Alles neu bei den Drittliga-Volleyballern des ART Düsseldorf

Umbruch bei den Füchsen : Alles neu bei den ART-Volleyballern

Das Drittligateam hat einen Umbruch hinter sich. Neu-Trainer Roland Brüss ist dennoch guter Hoffnung für die Saison.

Alles neu heißt es bei den Drittligavolleyballern des ART Düsseldorf. Marek Bender, Eddy Witt und Marc Piskun haben das Team verlassen, dafür stößt Dennis Vogelsang aus Solingen hinzu. Und auch der Trainer ist neu: Daniel Reitemeyer musste nach Jahren an der Seitenlinie beruflich bedingt kürzertreten. Für ihn übernimmt Roland Brüss, der unter anderem den Ligakonkurrent aus Aachen trainierte. Brüss blickt auf wie neben dem Feld auf Bundesliga-Erfahrung zurück.

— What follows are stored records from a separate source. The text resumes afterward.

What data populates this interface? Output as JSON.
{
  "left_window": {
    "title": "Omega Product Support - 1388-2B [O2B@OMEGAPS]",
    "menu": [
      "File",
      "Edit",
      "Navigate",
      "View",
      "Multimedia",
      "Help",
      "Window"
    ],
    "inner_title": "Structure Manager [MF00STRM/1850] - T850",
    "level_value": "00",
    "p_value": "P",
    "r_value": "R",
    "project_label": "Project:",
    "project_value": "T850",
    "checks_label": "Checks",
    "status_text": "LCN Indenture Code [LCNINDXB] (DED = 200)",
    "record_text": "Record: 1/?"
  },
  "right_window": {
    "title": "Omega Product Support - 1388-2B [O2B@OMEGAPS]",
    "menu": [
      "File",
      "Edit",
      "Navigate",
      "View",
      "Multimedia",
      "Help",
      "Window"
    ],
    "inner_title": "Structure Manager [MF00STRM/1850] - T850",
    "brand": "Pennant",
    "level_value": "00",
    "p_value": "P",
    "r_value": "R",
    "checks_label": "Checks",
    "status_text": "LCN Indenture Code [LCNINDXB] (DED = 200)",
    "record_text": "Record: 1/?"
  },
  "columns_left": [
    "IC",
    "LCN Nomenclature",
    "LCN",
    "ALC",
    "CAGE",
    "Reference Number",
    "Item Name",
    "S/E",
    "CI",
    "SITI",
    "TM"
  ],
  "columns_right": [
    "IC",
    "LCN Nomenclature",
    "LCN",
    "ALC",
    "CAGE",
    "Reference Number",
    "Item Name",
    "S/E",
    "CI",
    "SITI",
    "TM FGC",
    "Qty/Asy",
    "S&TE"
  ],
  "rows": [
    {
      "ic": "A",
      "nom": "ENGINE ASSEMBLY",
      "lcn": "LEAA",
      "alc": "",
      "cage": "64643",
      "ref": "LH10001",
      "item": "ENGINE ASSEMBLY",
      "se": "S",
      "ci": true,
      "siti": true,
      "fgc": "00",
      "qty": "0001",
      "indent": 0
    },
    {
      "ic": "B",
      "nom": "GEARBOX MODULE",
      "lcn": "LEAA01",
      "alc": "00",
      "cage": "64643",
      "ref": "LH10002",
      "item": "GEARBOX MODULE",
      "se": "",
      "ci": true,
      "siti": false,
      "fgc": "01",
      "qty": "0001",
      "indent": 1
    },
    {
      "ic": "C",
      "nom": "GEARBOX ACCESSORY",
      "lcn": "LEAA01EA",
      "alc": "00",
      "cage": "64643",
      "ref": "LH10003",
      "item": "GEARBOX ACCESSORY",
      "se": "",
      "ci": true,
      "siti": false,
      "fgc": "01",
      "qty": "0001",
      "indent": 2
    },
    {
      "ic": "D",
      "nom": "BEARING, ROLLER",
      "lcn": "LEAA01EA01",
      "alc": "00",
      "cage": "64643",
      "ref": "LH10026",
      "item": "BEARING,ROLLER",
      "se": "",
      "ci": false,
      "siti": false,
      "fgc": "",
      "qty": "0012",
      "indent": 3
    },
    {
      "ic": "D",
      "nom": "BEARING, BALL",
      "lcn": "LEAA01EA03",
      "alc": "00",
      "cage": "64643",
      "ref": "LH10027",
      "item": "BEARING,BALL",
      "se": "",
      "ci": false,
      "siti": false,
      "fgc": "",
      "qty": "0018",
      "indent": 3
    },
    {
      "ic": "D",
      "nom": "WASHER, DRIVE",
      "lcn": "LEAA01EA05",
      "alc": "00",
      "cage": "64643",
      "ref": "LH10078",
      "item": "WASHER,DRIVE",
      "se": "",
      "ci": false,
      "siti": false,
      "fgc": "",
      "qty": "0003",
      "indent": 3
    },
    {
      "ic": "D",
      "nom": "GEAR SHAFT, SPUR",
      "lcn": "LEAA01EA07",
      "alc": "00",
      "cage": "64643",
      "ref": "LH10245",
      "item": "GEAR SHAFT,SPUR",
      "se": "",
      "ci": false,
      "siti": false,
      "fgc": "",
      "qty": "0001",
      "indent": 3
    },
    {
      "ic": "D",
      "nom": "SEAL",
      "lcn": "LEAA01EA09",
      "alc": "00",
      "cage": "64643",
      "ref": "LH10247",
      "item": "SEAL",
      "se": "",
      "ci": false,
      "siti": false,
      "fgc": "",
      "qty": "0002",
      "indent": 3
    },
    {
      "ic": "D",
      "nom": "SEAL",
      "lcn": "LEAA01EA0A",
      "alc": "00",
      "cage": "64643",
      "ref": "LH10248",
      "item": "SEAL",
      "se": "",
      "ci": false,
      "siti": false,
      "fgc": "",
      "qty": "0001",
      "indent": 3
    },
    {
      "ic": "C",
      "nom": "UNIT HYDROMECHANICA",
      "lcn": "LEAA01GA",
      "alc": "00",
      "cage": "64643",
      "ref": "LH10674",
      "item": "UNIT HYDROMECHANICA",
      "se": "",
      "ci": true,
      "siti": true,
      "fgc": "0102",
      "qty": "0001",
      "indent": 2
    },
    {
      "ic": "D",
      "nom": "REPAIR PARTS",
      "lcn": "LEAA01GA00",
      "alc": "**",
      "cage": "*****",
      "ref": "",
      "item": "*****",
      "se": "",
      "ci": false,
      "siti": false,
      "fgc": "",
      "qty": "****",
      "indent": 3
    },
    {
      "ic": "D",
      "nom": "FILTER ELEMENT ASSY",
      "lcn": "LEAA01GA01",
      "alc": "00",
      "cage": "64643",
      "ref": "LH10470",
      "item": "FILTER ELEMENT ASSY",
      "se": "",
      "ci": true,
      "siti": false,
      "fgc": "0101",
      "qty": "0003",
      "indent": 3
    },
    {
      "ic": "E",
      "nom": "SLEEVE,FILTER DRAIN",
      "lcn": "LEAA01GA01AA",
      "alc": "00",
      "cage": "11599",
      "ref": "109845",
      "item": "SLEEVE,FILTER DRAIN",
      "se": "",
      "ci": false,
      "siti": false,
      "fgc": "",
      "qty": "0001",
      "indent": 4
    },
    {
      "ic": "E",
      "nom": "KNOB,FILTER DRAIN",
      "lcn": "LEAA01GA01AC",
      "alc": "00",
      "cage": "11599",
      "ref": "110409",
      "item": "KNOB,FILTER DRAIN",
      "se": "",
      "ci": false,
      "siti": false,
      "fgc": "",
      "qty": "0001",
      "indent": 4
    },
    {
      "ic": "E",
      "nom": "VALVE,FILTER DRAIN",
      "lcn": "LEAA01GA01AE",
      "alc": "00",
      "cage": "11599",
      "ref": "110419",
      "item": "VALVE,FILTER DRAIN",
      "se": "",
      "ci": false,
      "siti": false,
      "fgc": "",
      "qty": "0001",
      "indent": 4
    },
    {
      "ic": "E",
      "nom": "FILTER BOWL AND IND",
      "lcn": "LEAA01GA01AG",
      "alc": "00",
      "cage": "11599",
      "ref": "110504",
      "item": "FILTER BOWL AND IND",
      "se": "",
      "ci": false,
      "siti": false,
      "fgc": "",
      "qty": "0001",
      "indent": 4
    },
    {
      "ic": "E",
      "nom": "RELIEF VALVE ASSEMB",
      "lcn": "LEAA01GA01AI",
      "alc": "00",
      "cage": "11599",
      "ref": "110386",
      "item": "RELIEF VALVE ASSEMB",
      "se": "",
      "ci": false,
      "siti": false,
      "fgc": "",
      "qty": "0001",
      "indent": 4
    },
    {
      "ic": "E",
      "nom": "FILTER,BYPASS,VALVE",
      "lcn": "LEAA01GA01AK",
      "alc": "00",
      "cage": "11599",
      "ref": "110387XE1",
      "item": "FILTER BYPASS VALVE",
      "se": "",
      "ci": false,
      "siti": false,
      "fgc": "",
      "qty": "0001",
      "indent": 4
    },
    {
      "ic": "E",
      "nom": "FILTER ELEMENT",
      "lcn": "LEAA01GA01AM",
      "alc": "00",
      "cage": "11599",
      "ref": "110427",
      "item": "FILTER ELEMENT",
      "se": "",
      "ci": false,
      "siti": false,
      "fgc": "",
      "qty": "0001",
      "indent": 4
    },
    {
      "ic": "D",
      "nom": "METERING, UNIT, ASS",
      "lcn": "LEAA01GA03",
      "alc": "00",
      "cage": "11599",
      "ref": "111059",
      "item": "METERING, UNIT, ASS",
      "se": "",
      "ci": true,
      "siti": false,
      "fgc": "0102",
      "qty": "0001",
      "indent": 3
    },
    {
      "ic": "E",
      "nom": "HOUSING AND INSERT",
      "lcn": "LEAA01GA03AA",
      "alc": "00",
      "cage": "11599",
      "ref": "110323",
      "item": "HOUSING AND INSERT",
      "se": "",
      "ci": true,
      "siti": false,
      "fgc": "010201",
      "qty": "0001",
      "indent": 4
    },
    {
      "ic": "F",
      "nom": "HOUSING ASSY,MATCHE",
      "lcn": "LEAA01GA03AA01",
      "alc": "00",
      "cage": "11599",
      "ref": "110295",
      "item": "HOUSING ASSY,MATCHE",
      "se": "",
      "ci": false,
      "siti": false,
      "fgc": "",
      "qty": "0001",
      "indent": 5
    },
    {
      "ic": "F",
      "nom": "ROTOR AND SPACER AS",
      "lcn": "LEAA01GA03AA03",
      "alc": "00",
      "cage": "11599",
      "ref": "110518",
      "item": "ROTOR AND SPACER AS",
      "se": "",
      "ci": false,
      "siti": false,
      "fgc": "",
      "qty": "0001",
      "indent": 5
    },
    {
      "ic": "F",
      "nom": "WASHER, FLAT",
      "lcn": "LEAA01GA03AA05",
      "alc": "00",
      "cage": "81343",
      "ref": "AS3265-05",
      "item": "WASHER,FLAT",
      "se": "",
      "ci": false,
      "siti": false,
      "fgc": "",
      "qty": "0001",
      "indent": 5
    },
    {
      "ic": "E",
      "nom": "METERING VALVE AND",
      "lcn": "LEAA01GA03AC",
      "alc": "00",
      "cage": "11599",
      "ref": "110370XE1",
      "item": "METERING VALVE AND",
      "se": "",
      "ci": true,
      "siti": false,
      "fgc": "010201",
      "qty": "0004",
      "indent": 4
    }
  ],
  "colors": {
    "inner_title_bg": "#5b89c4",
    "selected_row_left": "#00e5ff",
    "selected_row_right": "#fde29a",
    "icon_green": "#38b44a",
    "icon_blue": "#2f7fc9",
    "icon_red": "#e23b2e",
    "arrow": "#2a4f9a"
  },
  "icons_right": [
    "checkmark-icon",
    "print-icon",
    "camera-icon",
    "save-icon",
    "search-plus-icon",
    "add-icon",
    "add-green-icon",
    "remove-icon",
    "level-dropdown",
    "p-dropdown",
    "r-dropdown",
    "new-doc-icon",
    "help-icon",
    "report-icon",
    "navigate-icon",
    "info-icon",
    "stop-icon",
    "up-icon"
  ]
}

Das Team hatte Reitemeyer früh informiert, so dass nach intensiver Suche ein neuer Coach verpflichtet werden konnte. „Wir kannten Roland selber nicht, der Kontakt kam über Lars Müller in Mönchengladbach zustande, und wir sind nach dem bisherigen Verlauf der kurzen Vorbereitung superzufrieden“, sagt Organisator und Diagonalangreifer André Mayer.

Von Beginn an bringt sich Brüss aktiv ein. Inzwischen hat er einen guten Überblick über sein Team und wird gemeinsam mit den Spielern an den nötigen Stellschrauben zu drehen wissen. Mit der gezeigten Leistung im Testspiel gegen den beglischen Zweitligisten Mortroux vor wenigen Tagen zeigt er sich zufrieden: „Angesichts der kurzen Vorbereitung habe ich viele gute Aktionen gesehen. Wir haben zwar gegen ein gutes Team verloren, stehen aber selbst spielerisch schon gut da“, fasst er den Test zusammen, bei dem Benny Nibbrig, Thomas Just und Thomas Stark nach anstrengender Sandsaison fehlten.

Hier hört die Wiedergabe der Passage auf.